Como se manter relevante após encerrar a carreira de executivo
Em novo livro, Flavia Perez e Maristela Gorayb apresentam os caminhos para quem deixou o crachá mas deseja continuar no mercado. Confira um trecho da obra.

O pós-carreira deve ser encarado como escrever um novo capítulo da sua vida profissional, e não que tudo acabou e que ficaremos em casa ‘de chinelo e pijamão’. Somos feitos para pensar, criar e produzir.” O depoimento de Deives Rezende Filho, fundador da Condurú Consultoria, define bem o que é o cerne da obra de Flavia Perez e Maristela Gorayb. É possível manter-se ativo profissionalmente quando a trajetória como executivo se encerra. Há vida depois que bater cartão na empresa deixa de fazer sentido. O próprio Deives se tornou integrante da lista Forbes 50+, de executivos que se reinventaram e criaram empresas de sucesso já na maturidade.
Como aponta Marcus Eduardo Ferreira na apresentação do livro, A Primeira Segunda-Feira Após Sua Carreira Executiva é um bom guia para aqueles que desejam enfrentar essa nova fase com segurança e entusiasmo. A obra apresenta histórias reais que demonstram como é possível fazer uma transição cheia de propósito quando parece que o único caminho é a porta da aposentadoria. Uma transformação que pode ser oportunidade para redescobrir paixões e alinhar experiências acumuladas a novas atividades.
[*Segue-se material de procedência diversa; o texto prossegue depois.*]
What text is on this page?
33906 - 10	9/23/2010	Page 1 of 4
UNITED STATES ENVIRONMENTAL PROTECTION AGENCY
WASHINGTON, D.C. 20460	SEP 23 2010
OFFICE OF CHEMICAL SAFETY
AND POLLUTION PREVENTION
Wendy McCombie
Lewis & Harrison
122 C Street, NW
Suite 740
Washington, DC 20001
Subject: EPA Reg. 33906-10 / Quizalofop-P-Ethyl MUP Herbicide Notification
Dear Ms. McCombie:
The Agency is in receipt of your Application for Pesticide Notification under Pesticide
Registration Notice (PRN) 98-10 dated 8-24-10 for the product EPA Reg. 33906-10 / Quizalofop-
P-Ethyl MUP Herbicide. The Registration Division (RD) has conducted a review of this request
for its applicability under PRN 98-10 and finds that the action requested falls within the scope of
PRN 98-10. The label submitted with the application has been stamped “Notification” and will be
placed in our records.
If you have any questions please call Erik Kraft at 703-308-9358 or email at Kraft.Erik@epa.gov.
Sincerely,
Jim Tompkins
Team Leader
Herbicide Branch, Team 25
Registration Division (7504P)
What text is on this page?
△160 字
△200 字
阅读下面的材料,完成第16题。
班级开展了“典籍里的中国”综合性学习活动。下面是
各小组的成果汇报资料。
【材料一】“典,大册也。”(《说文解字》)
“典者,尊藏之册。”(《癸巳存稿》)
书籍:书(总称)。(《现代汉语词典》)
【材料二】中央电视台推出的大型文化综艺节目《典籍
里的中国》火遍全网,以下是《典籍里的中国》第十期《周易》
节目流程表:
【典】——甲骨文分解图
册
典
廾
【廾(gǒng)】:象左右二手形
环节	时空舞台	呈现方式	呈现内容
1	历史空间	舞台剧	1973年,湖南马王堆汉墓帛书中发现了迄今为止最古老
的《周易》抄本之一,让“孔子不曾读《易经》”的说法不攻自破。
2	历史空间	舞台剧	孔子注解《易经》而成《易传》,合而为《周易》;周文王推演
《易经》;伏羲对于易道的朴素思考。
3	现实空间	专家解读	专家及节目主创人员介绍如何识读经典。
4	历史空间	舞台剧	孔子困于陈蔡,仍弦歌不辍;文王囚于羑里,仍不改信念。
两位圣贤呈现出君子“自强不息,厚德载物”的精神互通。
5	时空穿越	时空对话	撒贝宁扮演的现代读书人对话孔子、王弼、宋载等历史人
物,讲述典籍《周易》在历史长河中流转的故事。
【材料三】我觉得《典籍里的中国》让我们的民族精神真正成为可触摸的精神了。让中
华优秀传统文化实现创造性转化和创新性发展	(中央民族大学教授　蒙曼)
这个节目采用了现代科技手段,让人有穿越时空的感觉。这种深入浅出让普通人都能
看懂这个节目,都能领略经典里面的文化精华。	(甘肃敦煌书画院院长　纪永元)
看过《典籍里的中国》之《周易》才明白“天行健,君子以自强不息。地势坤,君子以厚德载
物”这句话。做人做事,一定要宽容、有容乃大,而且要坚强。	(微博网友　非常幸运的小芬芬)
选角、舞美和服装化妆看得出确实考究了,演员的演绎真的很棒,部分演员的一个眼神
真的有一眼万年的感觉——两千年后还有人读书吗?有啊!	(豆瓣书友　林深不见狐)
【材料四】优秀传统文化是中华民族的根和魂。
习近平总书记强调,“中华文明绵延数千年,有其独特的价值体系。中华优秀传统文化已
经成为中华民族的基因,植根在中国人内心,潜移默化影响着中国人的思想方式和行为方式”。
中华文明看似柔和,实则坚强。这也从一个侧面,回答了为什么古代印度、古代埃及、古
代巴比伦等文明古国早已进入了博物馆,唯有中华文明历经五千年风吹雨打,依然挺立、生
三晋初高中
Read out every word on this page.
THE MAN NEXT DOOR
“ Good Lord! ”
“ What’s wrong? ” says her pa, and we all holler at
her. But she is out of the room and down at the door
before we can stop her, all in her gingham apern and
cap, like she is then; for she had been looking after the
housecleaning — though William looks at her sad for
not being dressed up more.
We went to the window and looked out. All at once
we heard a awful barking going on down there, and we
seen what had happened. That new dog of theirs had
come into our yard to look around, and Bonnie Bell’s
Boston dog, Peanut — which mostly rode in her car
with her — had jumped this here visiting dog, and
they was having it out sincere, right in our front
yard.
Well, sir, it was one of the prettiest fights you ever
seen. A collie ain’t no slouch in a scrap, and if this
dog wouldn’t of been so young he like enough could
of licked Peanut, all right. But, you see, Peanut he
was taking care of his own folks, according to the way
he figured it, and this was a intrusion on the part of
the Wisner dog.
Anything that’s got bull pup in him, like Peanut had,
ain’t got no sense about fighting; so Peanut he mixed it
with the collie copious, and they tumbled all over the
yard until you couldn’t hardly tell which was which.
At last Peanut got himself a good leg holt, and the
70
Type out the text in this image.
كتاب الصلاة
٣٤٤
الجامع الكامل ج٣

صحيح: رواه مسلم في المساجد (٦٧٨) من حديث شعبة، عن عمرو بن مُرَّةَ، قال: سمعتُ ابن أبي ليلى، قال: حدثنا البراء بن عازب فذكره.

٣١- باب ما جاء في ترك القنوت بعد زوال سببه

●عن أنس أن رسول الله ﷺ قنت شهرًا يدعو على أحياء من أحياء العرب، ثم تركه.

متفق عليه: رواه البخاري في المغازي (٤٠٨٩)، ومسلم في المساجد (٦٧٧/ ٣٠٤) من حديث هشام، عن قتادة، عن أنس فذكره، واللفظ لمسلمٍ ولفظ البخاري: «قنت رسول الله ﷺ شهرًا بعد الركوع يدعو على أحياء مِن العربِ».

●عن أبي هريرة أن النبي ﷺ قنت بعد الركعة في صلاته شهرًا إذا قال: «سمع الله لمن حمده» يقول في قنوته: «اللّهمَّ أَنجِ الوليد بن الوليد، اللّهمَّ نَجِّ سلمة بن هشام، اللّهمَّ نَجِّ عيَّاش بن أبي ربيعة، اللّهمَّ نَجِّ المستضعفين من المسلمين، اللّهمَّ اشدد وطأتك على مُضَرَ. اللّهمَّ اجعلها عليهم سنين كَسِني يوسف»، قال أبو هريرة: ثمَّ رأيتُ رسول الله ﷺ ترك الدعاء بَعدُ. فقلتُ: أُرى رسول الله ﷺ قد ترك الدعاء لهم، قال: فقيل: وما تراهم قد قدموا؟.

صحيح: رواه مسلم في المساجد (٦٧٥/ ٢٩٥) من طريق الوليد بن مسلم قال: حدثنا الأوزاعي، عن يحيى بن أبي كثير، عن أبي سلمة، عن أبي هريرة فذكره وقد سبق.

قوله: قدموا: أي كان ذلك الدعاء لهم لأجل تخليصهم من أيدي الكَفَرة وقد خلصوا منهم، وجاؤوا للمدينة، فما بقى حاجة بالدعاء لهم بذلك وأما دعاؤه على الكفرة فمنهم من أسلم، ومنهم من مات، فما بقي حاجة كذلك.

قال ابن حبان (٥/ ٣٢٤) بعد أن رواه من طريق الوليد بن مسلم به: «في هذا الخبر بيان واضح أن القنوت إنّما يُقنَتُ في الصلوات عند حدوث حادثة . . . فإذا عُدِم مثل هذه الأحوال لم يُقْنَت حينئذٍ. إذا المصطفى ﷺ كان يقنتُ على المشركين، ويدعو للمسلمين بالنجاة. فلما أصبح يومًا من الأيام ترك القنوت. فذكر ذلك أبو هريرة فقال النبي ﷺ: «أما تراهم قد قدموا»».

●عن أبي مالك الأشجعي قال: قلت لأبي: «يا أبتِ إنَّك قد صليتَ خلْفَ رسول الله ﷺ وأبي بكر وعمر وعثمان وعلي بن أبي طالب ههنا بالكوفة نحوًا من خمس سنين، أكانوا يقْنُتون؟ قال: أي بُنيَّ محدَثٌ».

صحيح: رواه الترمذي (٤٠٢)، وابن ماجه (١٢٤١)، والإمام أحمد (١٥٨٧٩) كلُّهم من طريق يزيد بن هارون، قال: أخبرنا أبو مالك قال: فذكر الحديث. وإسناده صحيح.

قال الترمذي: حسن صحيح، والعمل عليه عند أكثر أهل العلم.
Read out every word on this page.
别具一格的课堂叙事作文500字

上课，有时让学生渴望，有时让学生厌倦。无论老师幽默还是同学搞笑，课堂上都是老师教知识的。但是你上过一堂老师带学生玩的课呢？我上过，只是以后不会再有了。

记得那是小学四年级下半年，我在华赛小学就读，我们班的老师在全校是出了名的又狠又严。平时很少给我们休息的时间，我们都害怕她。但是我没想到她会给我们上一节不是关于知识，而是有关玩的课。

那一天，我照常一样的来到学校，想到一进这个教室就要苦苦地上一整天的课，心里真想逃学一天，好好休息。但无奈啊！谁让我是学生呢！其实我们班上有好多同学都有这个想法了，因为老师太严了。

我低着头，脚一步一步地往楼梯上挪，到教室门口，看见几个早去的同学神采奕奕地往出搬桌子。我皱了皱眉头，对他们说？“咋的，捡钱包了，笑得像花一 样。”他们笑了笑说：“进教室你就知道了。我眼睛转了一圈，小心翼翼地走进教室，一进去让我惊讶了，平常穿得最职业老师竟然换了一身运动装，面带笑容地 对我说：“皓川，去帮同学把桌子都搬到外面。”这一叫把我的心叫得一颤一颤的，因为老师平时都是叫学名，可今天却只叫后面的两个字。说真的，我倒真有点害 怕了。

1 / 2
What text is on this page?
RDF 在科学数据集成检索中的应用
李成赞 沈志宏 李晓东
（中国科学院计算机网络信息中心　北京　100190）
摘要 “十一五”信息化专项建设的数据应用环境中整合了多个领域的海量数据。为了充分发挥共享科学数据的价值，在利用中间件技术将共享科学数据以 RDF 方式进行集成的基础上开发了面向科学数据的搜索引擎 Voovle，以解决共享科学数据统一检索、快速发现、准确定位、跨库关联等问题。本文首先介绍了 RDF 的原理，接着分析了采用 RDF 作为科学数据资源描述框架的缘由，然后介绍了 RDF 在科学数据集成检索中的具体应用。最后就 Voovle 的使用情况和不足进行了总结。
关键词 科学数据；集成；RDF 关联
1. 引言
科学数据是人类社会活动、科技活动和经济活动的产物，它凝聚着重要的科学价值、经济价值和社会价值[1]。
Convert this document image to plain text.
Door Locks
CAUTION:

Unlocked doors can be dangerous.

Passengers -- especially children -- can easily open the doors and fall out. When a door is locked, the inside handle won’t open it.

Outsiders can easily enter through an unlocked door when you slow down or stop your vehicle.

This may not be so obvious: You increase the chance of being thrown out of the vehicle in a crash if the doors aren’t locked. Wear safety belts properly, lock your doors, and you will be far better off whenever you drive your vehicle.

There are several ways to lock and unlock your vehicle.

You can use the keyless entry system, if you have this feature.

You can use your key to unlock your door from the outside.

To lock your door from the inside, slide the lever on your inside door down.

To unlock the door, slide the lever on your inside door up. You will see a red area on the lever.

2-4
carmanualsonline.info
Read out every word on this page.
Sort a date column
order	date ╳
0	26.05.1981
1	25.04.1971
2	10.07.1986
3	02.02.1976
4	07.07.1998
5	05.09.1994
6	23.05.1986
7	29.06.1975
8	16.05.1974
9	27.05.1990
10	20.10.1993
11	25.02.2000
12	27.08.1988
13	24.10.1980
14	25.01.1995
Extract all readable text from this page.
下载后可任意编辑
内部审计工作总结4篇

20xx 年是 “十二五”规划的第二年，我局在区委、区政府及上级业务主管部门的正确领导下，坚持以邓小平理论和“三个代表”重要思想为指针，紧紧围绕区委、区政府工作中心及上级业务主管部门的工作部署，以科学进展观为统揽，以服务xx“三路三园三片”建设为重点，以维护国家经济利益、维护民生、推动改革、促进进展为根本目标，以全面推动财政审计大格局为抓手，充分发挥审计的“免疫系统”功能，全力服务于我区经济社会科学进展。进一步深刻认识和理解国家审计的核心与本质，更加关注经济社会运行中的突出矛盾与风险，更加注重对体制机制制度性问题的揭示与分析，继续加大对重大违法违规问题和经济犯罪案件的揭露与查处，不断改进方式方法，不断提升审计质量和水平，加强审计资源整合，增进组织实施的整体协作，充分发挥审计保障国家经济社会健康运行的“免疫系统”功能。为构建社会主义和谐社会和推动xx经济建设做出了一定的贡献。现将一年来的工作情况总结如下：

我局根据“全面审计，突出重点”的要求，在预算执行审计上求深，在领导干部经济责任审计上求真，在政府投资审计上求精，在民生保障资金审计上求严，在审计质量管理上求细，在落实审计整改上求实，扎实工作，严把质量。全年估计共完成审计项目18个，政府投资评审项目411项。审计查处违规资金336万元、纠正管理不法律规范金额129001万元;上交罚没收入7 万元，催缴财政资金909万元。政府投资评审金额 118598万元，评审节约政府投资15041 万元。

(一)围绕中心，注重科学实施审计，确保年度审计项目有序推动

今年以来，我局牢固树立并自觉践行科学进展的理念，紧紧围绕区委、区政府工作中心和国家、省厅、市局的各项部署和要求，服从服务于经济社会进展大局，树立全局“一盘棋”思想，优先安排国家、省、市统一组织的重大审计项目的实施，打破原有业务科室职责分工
Marcus Eduardo, o autor do prefácio, é um bom exemplo. CEO no Brasil e na América do Sul da Mapfre Seguros por 15 anos, aos 56 deu seu salto para o “pós-carreira”. Tornou-se investidor-anjo, especialista justamente em longevidade e mercado securitário. É cofundador da Silver Hub, aceleradora de startups no mercado da longevidade, e do Homens de Prata, um projeto que nasceu com o intuito de conectar pessoas maduras que continuam fazendo a diferença em seus ramos de atuação – ou em novos e estimulantes desafios.
TRECHO DO LIVRO
Capítulo 1: Quem você quer se tornar
Em uma pesquisa que fizemos em nossos perfis do LinkedIn sobre a preparação para o pós-carreira, deixamos a seguinte pergunta para os leitores: “Você tem uma visão de futuro para seu pós-carreira e sabe o que vai fazer depois da sua vida executiva?”.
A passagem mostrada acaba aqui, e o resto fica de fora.